Experimental Testing of a Tensegrity Simplex: Self-Stress Implementation and Static Loading

A physical model of the simplest three-dimensional tensegrity unit was built at human scale out of aluminum. Self-stress implementation and static loading tests were performed on this model. At each step, accurate measurements were obtained for all nodal positions and element forces. For the prestressing phase, elongations were imposed, via mechanical devices, in different combinations of elements, called prestress scenarios. Experimental results are compared to the theoretical self-stress state obtained by singular value decomposition of the equilibrium matrix and to numerical simulations using the dynamic relaxation method.
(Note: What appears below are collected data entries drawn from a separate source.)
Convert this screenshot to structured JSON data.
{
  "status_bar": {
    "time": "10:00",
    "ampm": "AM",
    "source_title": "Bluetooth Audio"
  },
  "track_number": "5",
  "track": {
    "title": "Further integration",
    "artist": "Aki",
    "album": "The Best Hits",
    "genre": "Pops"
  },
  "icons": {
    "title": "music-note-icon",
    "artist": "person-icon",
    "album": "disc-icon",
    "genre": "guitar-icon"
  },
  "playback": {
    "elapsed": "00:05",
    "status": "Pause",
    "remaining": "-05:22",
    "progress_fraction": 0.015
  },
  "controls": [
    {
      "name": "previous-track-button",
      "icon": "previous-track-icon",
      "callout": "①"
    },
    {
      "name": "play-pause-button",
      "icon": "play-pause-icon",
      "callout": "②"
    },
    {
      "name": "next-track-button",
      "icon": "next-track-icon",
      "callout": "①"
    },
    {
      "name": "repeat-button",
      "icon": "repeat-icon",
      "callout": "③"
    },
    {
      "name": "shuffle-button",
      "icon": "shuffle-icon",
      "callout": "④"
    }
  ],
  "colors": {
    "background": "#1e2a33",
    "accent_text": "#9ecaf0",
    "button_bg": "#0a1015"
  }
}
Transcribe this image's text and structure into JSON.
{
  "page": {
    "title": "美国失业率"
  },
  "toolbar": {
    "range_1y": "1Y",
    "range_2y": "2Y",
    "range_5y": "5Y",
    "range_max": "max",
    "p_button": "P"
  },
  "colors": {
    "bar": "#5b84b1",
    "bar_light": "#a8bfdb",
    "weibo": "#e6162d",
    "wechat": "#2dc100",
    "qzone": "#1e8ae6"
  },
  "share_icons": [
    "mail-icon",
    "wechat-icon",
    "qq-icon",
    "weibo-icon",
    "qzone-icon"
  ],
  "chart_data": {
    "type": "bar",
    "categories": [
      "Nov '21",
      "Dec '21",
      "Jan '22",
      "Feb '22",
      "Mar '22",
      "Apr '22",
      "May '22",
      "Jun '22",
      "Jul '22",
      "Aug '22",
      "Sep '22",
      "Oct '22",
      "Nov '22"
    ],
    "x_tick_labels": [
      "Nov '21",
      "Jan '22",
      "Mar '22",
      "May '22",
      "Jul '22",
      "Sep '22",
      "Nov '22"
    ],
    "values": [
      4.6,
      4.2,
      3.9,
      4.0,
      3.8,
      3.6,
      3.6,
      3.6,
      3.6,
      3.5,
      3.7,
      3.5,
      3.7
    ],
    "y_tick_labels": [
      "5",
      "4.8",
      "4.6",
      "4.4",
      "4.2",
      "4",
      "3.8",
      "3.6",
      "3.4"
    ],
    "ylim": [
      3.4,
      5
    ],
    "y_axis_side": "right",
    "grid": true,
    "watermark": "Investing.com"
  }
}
It is shown that internal forces follow the same linear trend for all prestress scenarios even if the geometry is significantly impacted. Compressive tests were conducted by hanging masses from the top nodes. It is shown that there exists a unique load-displacement relation that follows the infinitesimal mechanism direction for a finite distance, which depends on the self-stress level. The paper provides a detailed overview of the simplex's structural behavior using both experimental and numerical results while discussing the limitations of the analysis methods explored.

Automated summary

A physical model of a 3D tensegrity unit was built and tested both experimentally and numerically. The results showed that regardless of the geometric impacts, the internal forces followed the same linear trend. The compressive tests revealed a unique load-displacement relationship that depended on the self-stress level. This study provides a detailed overview of the structural behavior of the tensegrity unit and discusses the limitations of the analysis methods used.